Leishmaniasis Risk Determinants – assessing environmental and ecological factors associated with sand fly vector occurrence

Visceral Leishmaniasis (VL) also known as Kala-Azar, is a public health problem in the eastern Africa region, affecting Kenya, Ugandan, Sudan and other countries in the horn of Africa. In Kenya, the disease is found mainly in arid and semi-arid regions, and is endemic in the Rift Valley and eastern provinces. The project seeks to describe the density, distribution and diversities of sand flies, parasite infection rate, and correlate these with environmental variables such as rainfall, vegetation and soil type. This will enable mapping of the vector hot spots, correlated with environmental variables and human demographic data (such as settlements, and livestock migration routes) in order to generate predictive maps that can provide important information on VL risk and occurrence, and hence contribute to disease control strategies.
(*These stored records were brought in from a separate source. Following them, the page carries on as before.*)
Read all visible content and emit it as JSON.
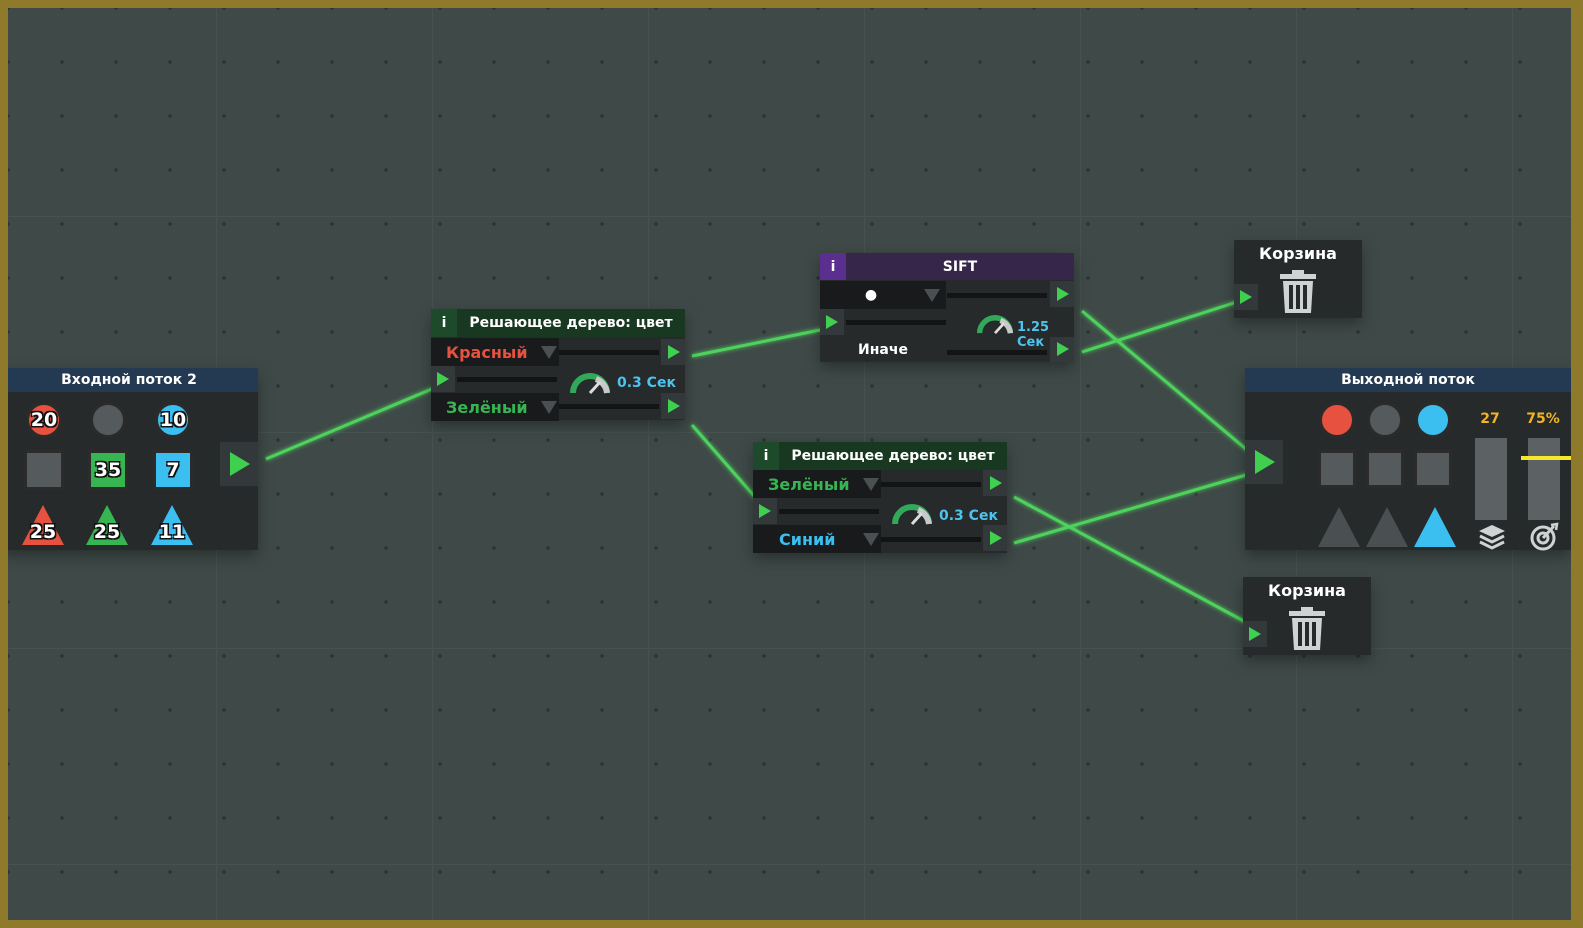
{
  "colors": {
    "red": "#e6523f",
    "green": "#37b553",
    "blue": "#3bbff0",
    "gray": "#555a5c",
    "wire": "#3fd04f",
    "accent_yellow": "#f2b324",
    "level_line": "#f5e82a"
  },
  "input_node": {
    "title": "Входной поток 2",
    "circles": [
      "20",
      "",
      "10"
    ],
    "squares": [
      "",
      "35",
      "7"
    ],
    "triangles": [
      "25",
      "25",
      "11"
    ]
  },
  "decision_tree_1": {
    "info_label": "i",
    "title": "Решающее дерево: цвет",
    "option_top": "Красный",
    "option_bottom": "Зелёный",
    "speed": "0.3 Сек"
  },
  "sift_node": {
    "info_label": "i",
    "title": "SIFT",
    "filter_symbol": "●",
    "speed": "1.25 Сек",
    "else_label": "Иначе"
  },
  "decision_tree_2": {
    "info_label": "i",
    "title": "Решающее дерево: цвет",
    "option_top": "Зелёный",
    "option_bottom": "Синий",
    "speed": "0.3 Сек"
  },
  "trash_1": {
    "title": "Корзина",
    "icon": "trash-icon"
  },
  "trash_2": {
    "title": "Корзина",
    "icon": "trash-icon"
  },
  "output_node": {
    "title": "Выходной поток",
    "count": "27",
    "percent": "75%",
    "icons": [
      "layers-icon",
      "target-icon"
    ]
  }
}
Control of sand flies remains a priority as they pose a significant public health threat in many parts of the world, transmitting the agents of several zoonotic diseases to humans. In Kenya, entomological research has mostly dwelt on the composition and distribution of sand flies and their blood feeding habits in relation to Leishmania transmission.  However, surveillance and control of sand flies remain poor as control is often a by-product of anti-malarial control using insecticide based approaches. This project will contribute knowledge of environmental factors that are associated with sandfly, and disease occurrence to decisions related to vector control and case management of VL infections.